A couple weeks later, about four weeks postpartum, I weighed myself again, and was at exactly the same weight. No change. I was bummed that the rapid loss was over, but pleased that I hadn’t started gaining or anything.

But then the next day, I felt the urge to weigh myself again, so I did. Same. Next day? Same. No rational part of my mind thought that anything was actually going to change in one day, or two. But suddenly I was very interested in those numbers flashing, literally, on the scale below me. And that translated into completely forgetting how to eat.

Am I hungry? I'm not sure. No, I'm not hungry. Wait, I think maybe I am. But what should I eat? I shouldn't eat my normal lunch. But what then? How long should I wait for my afternoon snack? If I wait a really long time, maybe I can make it smaller because it won't be long before dinner. But damn, waiting so long made me starving. I'll just have my normal snack. Does my reflection in the TV look bigger than yesterday? How am I ever going to lose this baby weight? I am never going to lose this baby weight. I have to lose this baby weight.


That’s when I decided to stop weighing myself.

I stuck with that decision for three weeks. But Saturday I caved. Actually, I really didn’t give much thought to whether or not to step on the scale. I was curious about my weight and just went for it.

Now I remember why I promised myself I wouldn’t. Because despite the fact that I measured my waist and hips and have lost girth for lack of a better way of saying it, that one stupid weigh-in made me feel like crap.

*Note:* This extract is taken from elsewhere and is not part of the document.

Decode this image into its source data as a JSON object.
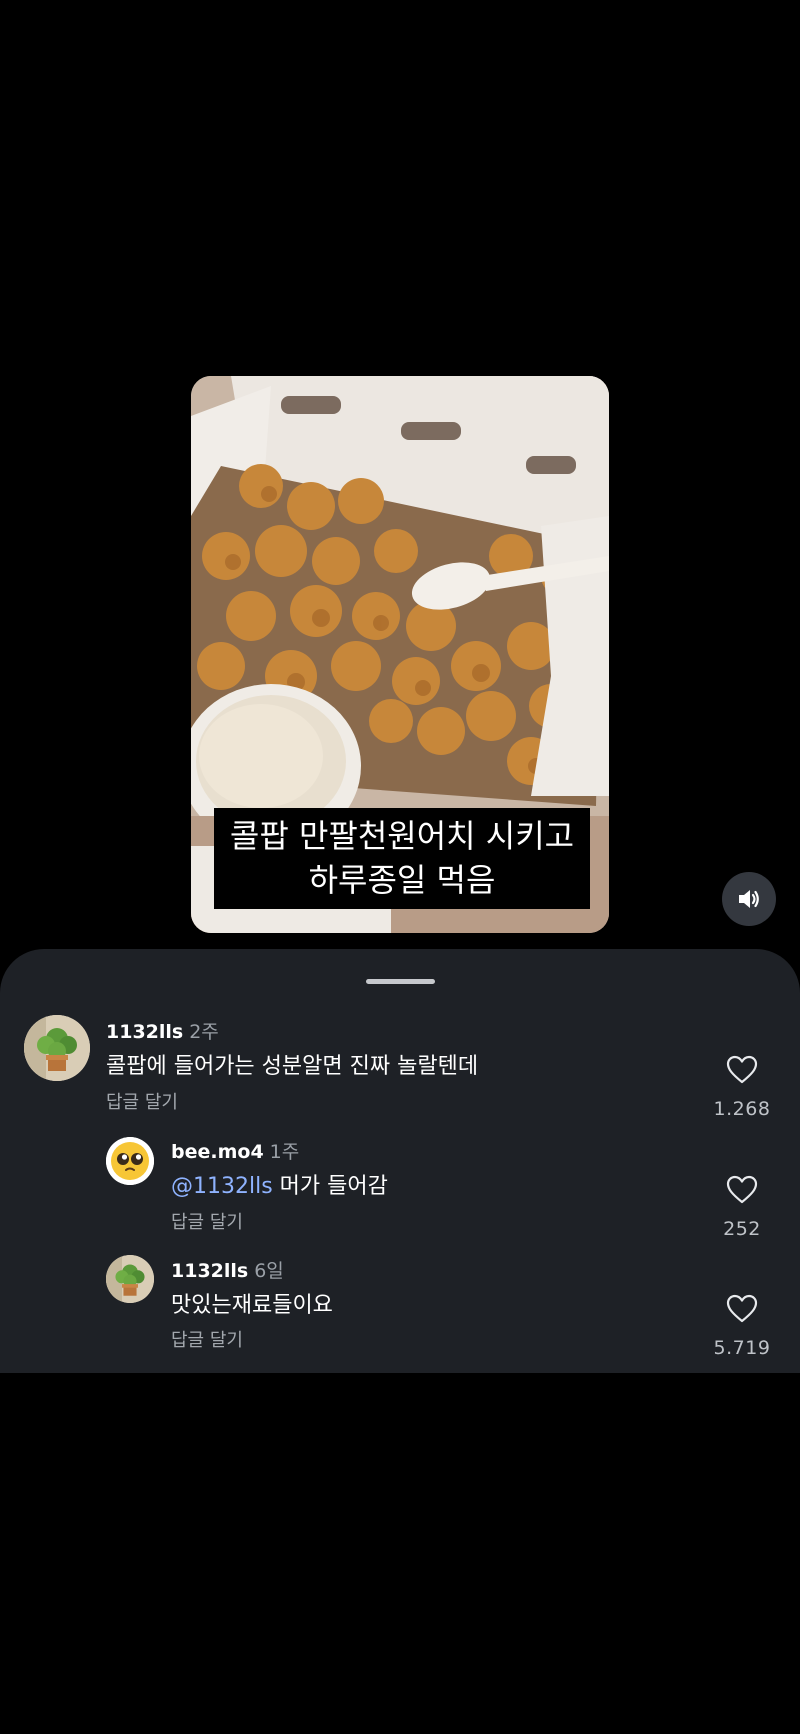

Friday, I was feeling great. Skinny, even. Sure, I have quite a ways to go before any of my clothes from before fit me, but I saw my reflection that afternoon in the automatic doors at Babies R Us and I thought, “Hey, I look pretty good.” My inner voice was being friendly, I guess you’d say. Kind, even. Then I saw a woman in front of me in line at the checkout who was tiny and I realized that she’s not all that much smaller than I am. And again I felt great. Inner Voice applauded me for taking good care of myself: I’ve been walking a lot, doing lots of ab work (a former gymnast knows just a few ways to workout her abs), and eating well but not cutting back. I'm doing great. I'm so lucky that I'm not struggling the way I feared I would.

But post-weigh-in, I felt awful. Huge. My pants felt tighter and my shirts shorter (who knows). Nothing looked right and all I could see in the mirror was pudge. Inner Voice had turned on me. It was saying nasty things. It convinced me to change my clothes six times thinking maybe it was a wardrobe issue and not a mental collapse. Nope. None of the shirts I put on made any difference. Well, one actually did make me feel worse, so there was that.

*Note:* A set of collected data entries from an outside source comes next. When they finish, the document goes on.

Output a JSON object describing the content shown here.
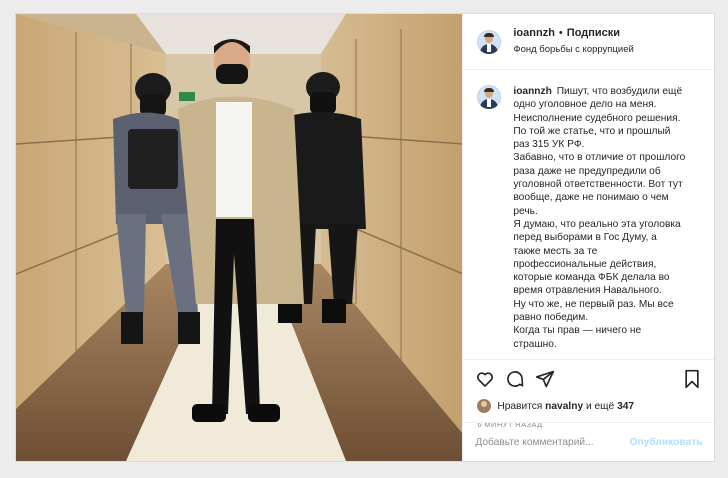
{
  "post": {
    "username": "ioannzh",
    "separator": "•",
    "follow_label": "Подписки",
    "location": "Фонд борьбы с коррупцией",
    "caption_username": "ioannzh",
    "caption_lines": [
      "Пишут, что возбудили ещё",
      "одно уголовное дело на меня.",
      "Неисполнение судебного решения.",
      "По той же статье, что и прошлый",
      "раз 315 УК РФ.",
      "Забавно, что в отличие от прошлого",
      "раза даже не предупредили об",
      "уголовной ответственности. Вот тут",
      "вообще, даже не понимаю о чем",
      "речь.",
      "Я думаю, что реально эта уголовка",
      "перед выборами в Гос Думу, а",
      "также месть за те",
      "профессиональные действия,",
      "которые команда ФБК делала во",
      "время отравления Навального.",
      "Ну что же, не первый раз. Мы все",
      "равно победим.",
      "Когда ты прав — ничего не",
      "страшно."
    ]
  },
  "likes": {
    "prefix": "Нравится",
    "user": "navalny",
    "middle": "и ещё",
    "count": "347"
  },
  "timestamp": "6 МИНУТ НАЗАД",
  "comment": {
    "placeholder": "Добавьте комментарий...",
    "publish_label": "Опубликовать"
  },
  "icons": {
    "like": "heart-icon",
    "comment": "comment-icon",
    "share": "share-icon",
    "save": "bookmark-icon"
  },
  "colors": {
    "link_disabled": "#b2dffc",
    "text": "#262626",
    "muted": "#8e8e8e"
  }
}
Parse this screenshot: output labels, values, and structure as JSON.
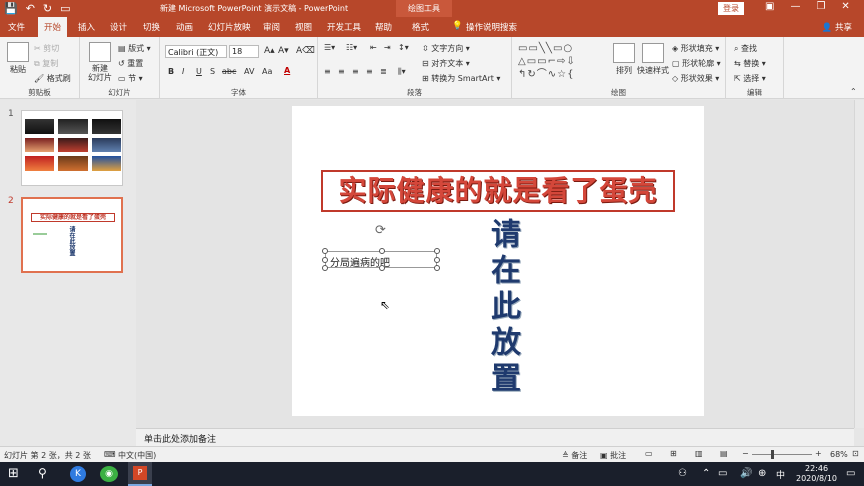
{
  "window": {
    "title": "新建 Microsoft PowerPoint 演示文稿 - PowerPoint",
    "context_tab": "绘图工具",
    "login": "登录"
  },
  "tabs": [
    "文件",
    "开始",
    "插入",
    "设计",
    "切换",
    "动画",
    "幻灯片放映",
    "审阅",
    "视图",
    "开发工具",
    "帮助",
    "格式"
  ],
  "active_tab": "开始",
  "search_hint": "操作说明搜索",
  "share": "共享",
  "ribbon": {
    "clipboard": {
      "paste": "粘贴",
      "cut": "剪切",
      "copy": "复制",
      "format_painter": "格式刷",
      "label": "剪贴板"
    },
    "slides": {
      "new_slide": "新建\n幻灯片",
      "layout": "版式",
      "reset": "重置",
      "section": "节",
      "label": "幻灯片"
    },
    "font": {
      "name": "Calibri (正文)",
      "size": "18",
      "bold": "B",
      "italic": "I",
      "underline": "U",
      "strike": "S",
      "shadow": "abc",
      "spacing": "AV",
      "case": "Aa",
      "color": "A",
      "label": "字体"
    },
    "paragraph": {
      "text_direction": "文字方向",
      "align_text": "对齐文本",
      "smartart": "转换为 SmartArt",
      "label": "段落"
    },
    "drawing": {
      "arrange": "排列",
      "quick_styles": "快速样式",
      "fill": "形状填充",
      "outline": "形状轮廓",
      "effects": "形状效果",
      "label": "绘图"
    },
    "editing": {
      "find": "查找",
      "replace": "替换",
      "select": "选择",
      "label": "编辑"
    }
  },
  "thumbnails": [
    {
      "number": "1"
    },
    {
      "number": "2",
      "title": "实际健康的就是看了蛋壳",
      "vertical": "请在此放置"
    }
  ],
  "slide": {
    "title": "实际健康的就是看了蛋壳",
    "textbox": "分局遍病的吧",
    "vertical_text": "请在此放置"
  },
  "notes_placeholder": "单击此处添加备注",
  "status": {
    "slide_info": "幻灯片 第 2 张，共 2 张",
    "language": "中文(中国)",
    "notes": "备注",
    "comments": "批注",
    "zoom": "68%"
  },
  "taskbar": {
    "time": "22:46",
    "date": "2020/8/10",
    "ime": "中"
  },
  "colors": {
    "accent": "#b7472a",
    "title_red": "#c0392b",
    "vertical_blue": "#1f3a6e"
  }
}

This is completely insane.

I’m embarrassed to admit that the big bad number that set me off that morning was one measly pound more than three weeks ago. One stupid pound. One pound that set off an entire day of nagging self-doubt and self-criticism. One pound that made that inner voice go all middle-school-girls-in-the-bathroom on me, critiquing every little flaw and finding more where there weren’t any to begin with.

I sort of wish I did see that inner voice as a separate person so I could hate her. Get my friends to stop talking to her. Cut her out of my will, maybe.

1 comments:

melody is slurping life August 22, 2007 at 7:09 AM  

I abandoned the scale years ago. Only my doctor knows my weight...I won't even let her tell me. Drives me insane although I am in no way overweight.

The way you feel and how your clothes fit/feel are much better indicators. Plus did you know that muscle weighs more than weight? You mentioned loosing girth and not pounds...could explain it.